Court to decide fate of ex-drug kingpin

Judge favors early release for `Little Melvin' Williams

April 05, 2003|By Sara Neufeld and Gail Gibson | Sara Neufeld and Gail Gibson,SUN STAFF

Melvin "Little Melvin" Williams, considered one of the worst drug lords in Baltimore history, returned to prison yesterday while a federal judge deliberates whether to release him early.

But even if U.S. District Judge Marvin J. Garbis rules against Williams, "we're almost home anyway," defense attorney Michael E. Marr said after court yesterday.

The parole board has determined that Williams is eligible for release in September, and Marr said he is optimistic that his client will be released to a halfway house before then.

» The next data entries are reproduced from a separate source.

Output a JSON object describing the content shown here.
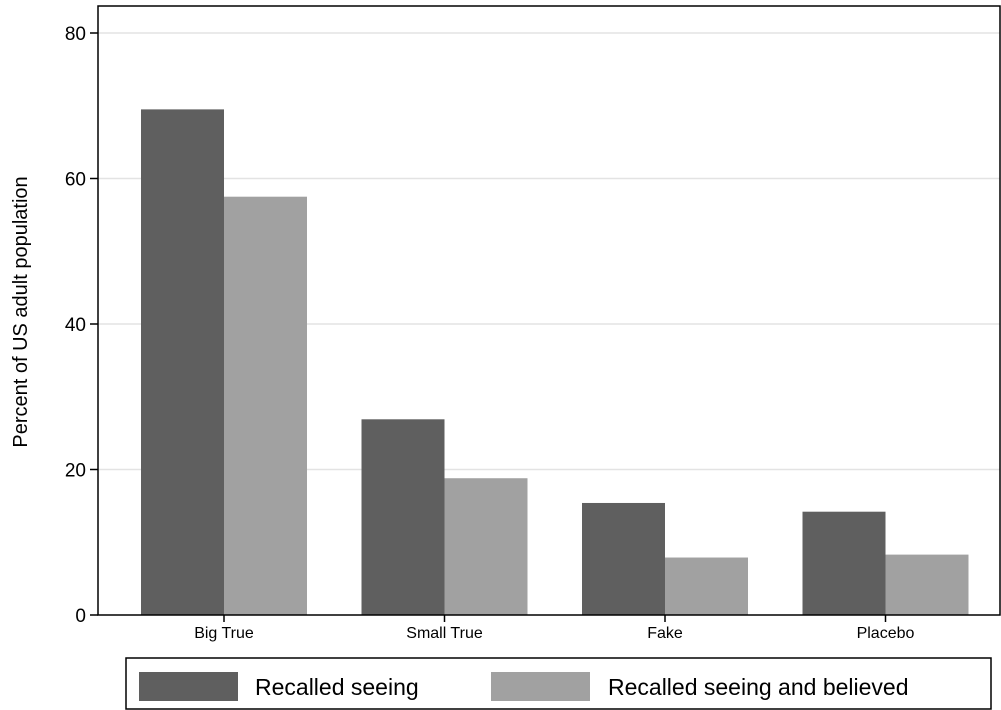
{
  "chart_data": {
    "type": "bar",
    "title": "",
    "xlabel": "",
    "ylabel": "Percent of US adult population",
    "ylim": [
      0,
      80
    ],
    "yticks": [
      0,
      20,
      40,
      60,
      80
    ],
    "categories": [
      "Big True",
      "Small True",
      "Fake",
      "Placebo"
    ],
    "series": [
      {
        "name": "Recalled seeing",
        "color": "#5f5f5f",
        "values": [
          69.5,
          26.9,
          15.4,
          14.2
        ]
      },
      {
        "name": "Recalled seeing and believed",
        "color": "#a1a1a1",
        "values": [
          57.5,
          18.8,
          7.9,
          8.3
        ]
      }
    ],
    "grid": true,
    "legend_position": "bottom"
  }
}
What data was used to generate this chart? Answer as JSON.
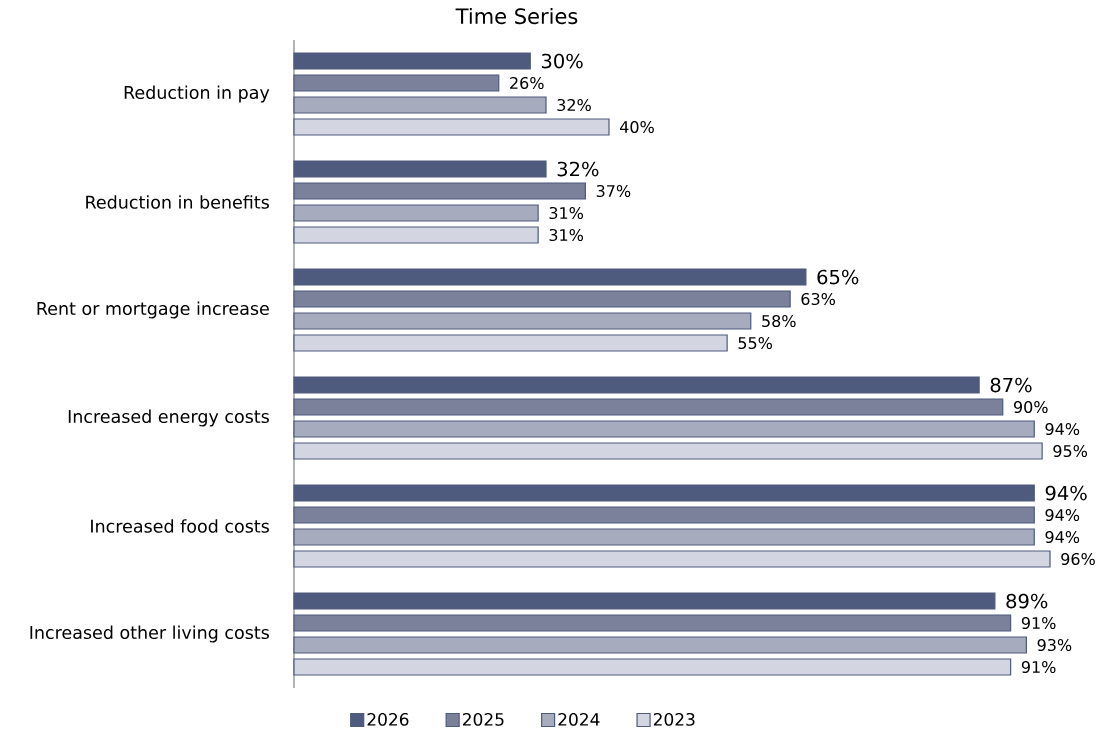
{
  "chart_data": {
    "type": "bar",
    "orientation": "horizontal",
    "title": "Time Series",
    "categories": [
      "Reduction in pay",
      "Reduction in benefits",
      "Rent or mortgage increase",
      "Increased energy costs",
      "Increased food costs",
      "Increased other living costs"
    ],
    "series": [
      {
        "name": "2026",
        "color": "#4e5a7e",
        "values": [
          30,
          32,
          65,
          87,
          94,
          89
        ],
        "value_labels": [
          "30%",
          "32%",
          "65%",
          "87%",
          "94%",
          "89%"
        ]
      },
      {
        "name": "2025",
        "color": "#7b809b",
        "values": [
          26,
          37,
          63,
          90,
          94,
          91
        ],
        "value_labels": [
          "26%",
          "37%",
          "63%",
          "90%",
          "94%",
          "91%"
        ]
      },
      {
        "name": "2024",
        "color": "#a6abbe",
        "values": [
          32,
          31,
          58,
          94,
          94,
          93
        ],
        "value_labels": [
          "32%",
          "31%",
          "58%",
          "94%",
          "94%",
          "93%"
        ]
      },
      {
        "name": "2023",
        "color": "#d3d6e0",
        "values": [
          40,
          31,
          55,
          95,
          96,
          91
        ],
        "value_labels": [
          "40%",
          "31%",
          "55%",
          "95%",
          "96%",
          "91%"
        ]
      }
    ],
    "legend": "bottom",
    "tick_labels": "y"
  }
}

Williams, 61, is notorious in Baltimore for presiding over a sophisticated heroin ring that employed as many as 200 street-level dealers in the 1970s. He says he is now dedicated to serving God.

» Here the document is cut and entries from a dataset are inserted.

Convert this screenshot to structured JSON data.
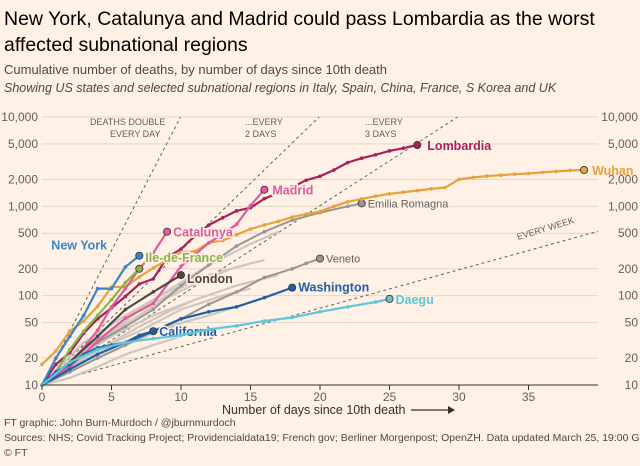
{
  "title": "New York, Catalunya and Madrid could pass Lombardia as the worst affected subnational regions",
  "subtitle": "Cumulative number of deaths, by number of days since 10th death",
  "subtitle2": "Showing US states and selected subnational regions in Italy, Spain, China, France, S Korea and UK",
  "footer": {
    "credit": "FT graphic: John Burn-Murdoch / @jburnmurdoch",
    "sources": "Sources: NHS; Covid Tracking Project; Providencialdata19; French gov; Berliner Morgenpost; OpenZH. Data updated March 25, 19:00 GMT",
    "copyright": "© FT"
  },
  "chart_data": {
    "type": "line",
    "xlabel": "Number of days since 10th death",
    "ylabel": "",
    "xlim": [
      0,
      40
    ],
    "ylim": [
      10,
      10000
    ],
    "yscale": "log",
    "x_ticks": [
      0,
      5,
      10,
      15,
      20,
      25,
      30,
      35
    ],
    "y_ticks": [
      10,
      20,
      50,
      100,
      200,
      500,
      1000,
      2000,
      5000,
      10000
    ],
    "y_tick_labels": [
      "10",
      "20",
      "50",
      "100",
      "200",
      "500",
      "1,000",
      "2,000",
      "5,000",
      "10,000"
    ],
    "grid": true,
    "reference_lines": [
      {
        "label": [
          "DEATHS DOUBLE",
          "EVERY DAY"
        ],
        "doubling_days": 1
      },
      {
        "label": [
          "...EVERY",
          "2 DAYS"
        ],
        "doubling_days": 2
      },
      {
        "label": [
          "...EVERY",
          "3 DAYS"
        ],
        "doubling_days": 3
      },
      {
        "label": [
          "EVERY WEEK"
        ],
        "doubling_days": 7
      }
    ],
    "series": [
      {
        "name": "Lombardia",
        "color": "#a6205c",
        "label_bold": true,
        "x": [
          0,
          1,
          2,
          3,
          4,
          5,
          6,
          7,
          8,
          9,
          10,
          11,
          12,
          13,
          14,
          15,
          16,
          17,
          18,
          19,
          20,
          21,
          22,
          23,
          24,
          25,
          26,
          27
        ],
        "y": [
          10,
          17,
          23,
          38,
          55,
          73,
          98,
          135,
          154,
          267,
          333,
          468,
          617,
          744,
          890,
          966,
          1218,
          1420,
          1640,
          1959,
          2168,
          2549,
          3095,
          3456,
          3776,
          4178,
          4474,
          4861
        ]
      },
      {
        "name": "Wuhan",
        "color": "#e8a23a",
        "label_bold": true,
        "x": [
          0,
          1,
          2,
          3,
          4,
          5,
          6,
          7,
          8,
          9,
          10,
          11,
          12,
          13,
          14,
          15,
          16,
          17,
          18,
          19,
          20,
          21,
          22,
          23,
          24,
          25,
          26,
          27,
          28,
          29,
          30,
          31,
          32,
          33,
          34,
          35,
          36,
          37,
          38,
          39
        ],
        "y": [
          17,
          24,
          40,
          52,
          76,
          125,
          125,
          162,
          204,
          249,
          306,
          313,
          392,
          414,
          481,
          557,
          618,
          680,
          758,
          818,
          876,
          1002,
          1123,
          1210,
          1300,
          1380,
          1440,
          1500,
          1571,
          1620,
          2000,
          2100,
          2180,
          2230,
          2290,
          2330,
          2400,
          2460,
          2520,
          2550
        ]
      },
      {
        "name": "Madrid",
        "color": "#e05a9c",
        "label_bold": true,
        "x": [
          0,
          2,
          4,
          6,
          8,
          10,
          12,
          14,
          15,
          16
        ],
        "y": [
          10,
          16,
          31,
          56,
          82,
          213,
          390,
          628,
          1022,
          1535
        ]
      },
      {
        "name": "Catalunya",
        "color": "#e05a9c",
        "label_bold": true,
        "x": [
          0,
          2,
          3,
          4,
          5,
          6,
          7,
          8,
          9
        ],
        "y": [
          10,
          18,
          26,
          41,
          75,
          120,
          200,
          300,
          520
        ]
      },
      {
        "name": "New York",
        "color": "#3a85c8",
        "label_bold": true,
        "x": [
          0,
          1,
          2,
          3,
          4,
          5,
          6,
          7
        ],
        "y": [
          10,
          20,
          35,
          60,
          120,
          120,
          210,
          280
        ]
      },
      {
        "name": "Ile-de-France",
        "color": "#8ab34a",
        "label_bold": true,
        "x": [
          0,
          1,
          2,
          3,
          4,
          5,
          6,
          7
        ],
        "y": [
          10,
          14,
          25,
          40,
          60,
          90,
          140,
          200
        ]
      },
      {
        "name": "London",
        "color": "#4d4845",
        "label_bold": true,
        "x": [
          0,
          2,
          4,
          6,
          8,
          10
        ],
        "y": [
          10,
          18,
          35,
          70,
          110,
          170
        ]
      },
      {
        "name": "Washington",
        "color": "#1f5fa8",
        "label_bold": true,
        "x": [
          0,
          2,
          4,
          6,
          8,
          10,
          12,
          14,
          16,
          18
        ],
        "y": [
          10,
          15,
          22,
          30,
          40,
          55,
          66,
          75,
          95,
          123
        ]
      },
      {
        "name": "California",
        "color": "#1f5fa8",
        "label_bold": true,
        "x": [
          0,
          1,
          2,
          3,
          4,
          5,
          6,
          7,
          8
        ],
        "y": [
          10,
          14,
          17,
          22,
          26,
          28,
          30,
          36,
          40
        ]
      },
      {
        "name": "Daegu",
        "color": "#5cc7d9",
        "label_bold": true,
        "x": [
          0,
          2,
          4,
          6,
          8,
          10,
          12,
          14,
          16,
          18,
          20,
          22,
          24,
          25
        ],
        "y": [
          10,
          18,
          25,
          30,
          33,
          36,
          42,
          46,
          52,
          57,
          66,
          75,
          85,
          92
        ]
      },
      {
        "name": "Emilia Romagna",
        "color": "#9a9692",
        "label_bold": false,
        "x": [
          0,
          2,
          4,
          6,
          8,
          10,
          12,
          14,
          16,
          18,
          20,
          22,
          23
        ],
        "y": [
          10,
          17,
          30,
          45,
          70,
          130,
          220,
          360,
          520,
          700,
          850,
          1000,
          1080
        ]
      },
      {
        "name": "Veneto",
        "color": "#9a9692",
        "label_bold": false,
        "x": [
          0,
          2,
          4,
          6,
          8,
          10,
          12,
          14,
          16,
          18,
          19,
          20
        ],
        "y": [
          10,
          14,
          20,
          28,
          40,
          55,
          80,
          110,
          160,
          200,
          230,
          260
        ]
      }
    ]
  }
}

Garbis abruptly released Williams in January from what was a 22-year sentence for being a felon in possession of a handgun. But less than a day later, the U.S. Marshals Service arrested him on an old parole violation warrant and put him behind bars again. Williams and his lawyer argued yesterday that such detention was illegal because it came too late.

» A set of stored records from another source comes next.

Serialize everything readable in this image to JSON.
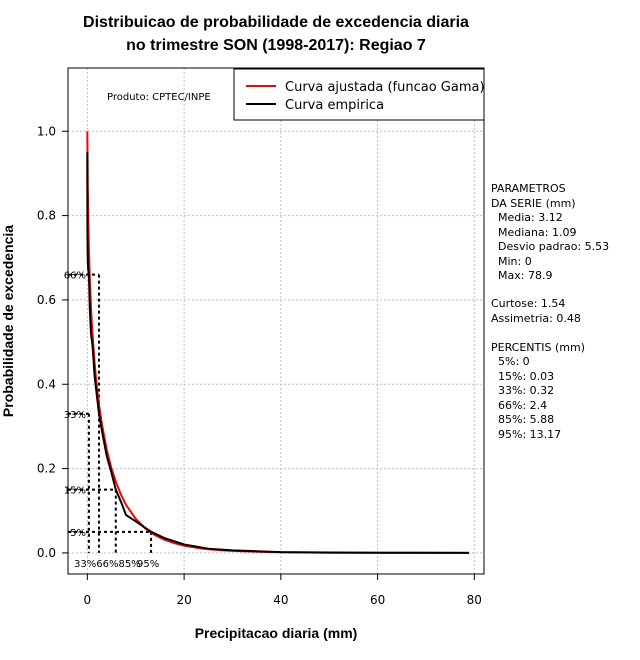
{
  "chart_data": {
    "type": "line",
    "title_line1": "Distribuicao de probabilidade de excedencia diaria",
    "title_line2": "no trimestre SON (1998-2017): Regiao 7",
    "xlabel": "Precipitacao diaria (mm)",
    "ylabel": "Probabilidade de excedencia",
    "xlim": [
      -4,
      82
    ],
    "ylim": [
      -0.05,
      1.15
    ],
    "xticks": [
      0,
      20,
      40,
      60,
      80
    ],
    "yticks": [
      "0.0",
      "0.2",
      "0.4",
      "0.6",
      "0.8",
      "1.0"
    ],
    "grid": true,
    "product_label": "Produto: CPTEC/INPE",
    "legend": [
      {
        "label": "Curva ajustada (funcao Gama)",
        "color": "#ff0000"
      },
      {
        "label": "Curva empirica",
        "color": "#000000"
      }
    ],
    "series": [
      {
        "name": "Curva ajustada (funcao Gama)",
        "color": "#ff0000",
        "x": [
          0,
          0.05,
          0.1,
          0.2,
          0.3,
          0.5,
          0.75,
          1,
          1.5,
          2,
          2.5,
          3,
          4,
          5,
          6,
          7,
          8,
          10,
          12,
          14,
          16,
          18,
          20,
          24,
          28,
          32,
          36,
          40,
          50,
          60,
          70,
          78.9
        ],
        "y": [
          1.0,
          0.93,
          0.87,
          0.79,
          0.73,
          0.65,
          0.58,
          0.53,
          0.45,
          0.39,
          0.345,
          0.305,
          0.245,
          0.2,
          0.165,
          0.137,
          0.114,
          0.081,
          0.058,
          0.042,
          0.031,
          0.023,
          0.017,
          0.01,
          0.006,
          0.004,
          0.0025,
          0.0015,
          0.0005,
          0.0002,
          0.0001,
          0.0
        ]
      },
      {
        "name": "Curva empirica",
        "color": "#000000",
        "x": [
          0,
          0.02,
          0.05,
          0.1,
          0.2,
          0.32,
          0.5,
          0.75,
          1.09,
          1.5,
          2,
          2.4,
          3,
          4,
          5,
          5.88,
          7,
          8,
          10,
          13.17,
          16,
          20,
          25,
          30,
          35,
          40,
          50,
          60,
          70,
          78.9
        ],
        "y": [
          0.95,
          0.78,
          0.72,
          0.69,
          0.67,
          0.66,
          0.58,
          0.52,
          0.49,
          0.42,
          0.37,
          0.33,
          0.29,
          0.23,
          0.19,
          0.15,
          0.12,
          0.09,
          0.075,
          0.05,
          0.035,
          0.02,
          0.01,
          0.006,
          0.004,
          0.002,
          0.001,
          0.0005,
          0.0002,
          0.0
        ]
      }
    ],
    "percentile_markers": [
      {
        "label": "66%",
        "x": 2.4,
        "y": 0.66
      },
      {
        "label": "33%",
        "x": 0.32,
        "y": 0.33
      },
      {
        "label": "15%",
        "x": 0.03,
        "y": 0.15
      },
      {
        "label": "5%",
        "x": 0,
        "y": 0.05
      }
    ],
    "percentile_drops": [
      {
        "x": 0.32,
        "y": 0.33
      },
      {
        "x": 2.4,
        "y": 0.66
      },
      {
        "x": 5.88,
        "y": 0.15
      },
      {
        "x": 13.17,
        "y": 0.05
      }
    ],
    "bottom_labels": "33%66%85%",
    "bottom_label_95": "95%"
  },
  "stats": {
    "header1": "PARAMETROS",
    "header2": "DA SERIE (mm)",
    "media": "Media: 3.12",
    "mediana": "Mediana: 1.09",
    "desvio": "Desvio padrao: 5.53",
    "min": "Min: 0",
    "max": "Max: 78.9",
    "curtose": "Curtose: 1.54",
    "assimetria": "Assimetria: 0.48",
    "perc_header": "PERCENTIS (mm)",
    "p5": "5%: 0",
    "p15": "15%: 0.03",
    "p33": "33%: 0.32",
    "p66": "66%: 2.4",
    "p85": "85%: 5.88",
    "p95": "95%: 13.17"
  }
}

"When Your Honor was gracious enough to let me go free, they scrambled to find a reason to bring the defendant back into custody," Williams told the judge, in an impassioned explanation of legal intricacies. As he was led out of the courtroom in handcuffs, he shouted to his wife: "The law is the law. And your man knows the law."

Garbis made clear yesterday that he would like to release Williams if he can find legal reason for doing so. He wasn't sure, however, that such reason exists. He said he will issue a written ruling on the matter promptly.

"If there is any legal basis to have Mr. Williams released," he said, "I want him released."

Williams was convicted in October 1999 of using a 9 mm handgun and a small stun gun to attack a man on a West Baltimore street during a dispute over a bail bond debt.

Using the federal armed career criminal statute, prosecutors won an extraordinarily long prison term for Williams because of three prior convictions: one for a 1967 drug and gun case, a 1975 conviction for conspiracy to distribute heroin, and a 1985 conviction for cocaine distribution.

Garbis cut Williams' sentence to time served in January after finding that Williams did not meet the technical requirements of the career criminal law. Garbis called the sentence he first handed down in March 2000 "grossly excessive."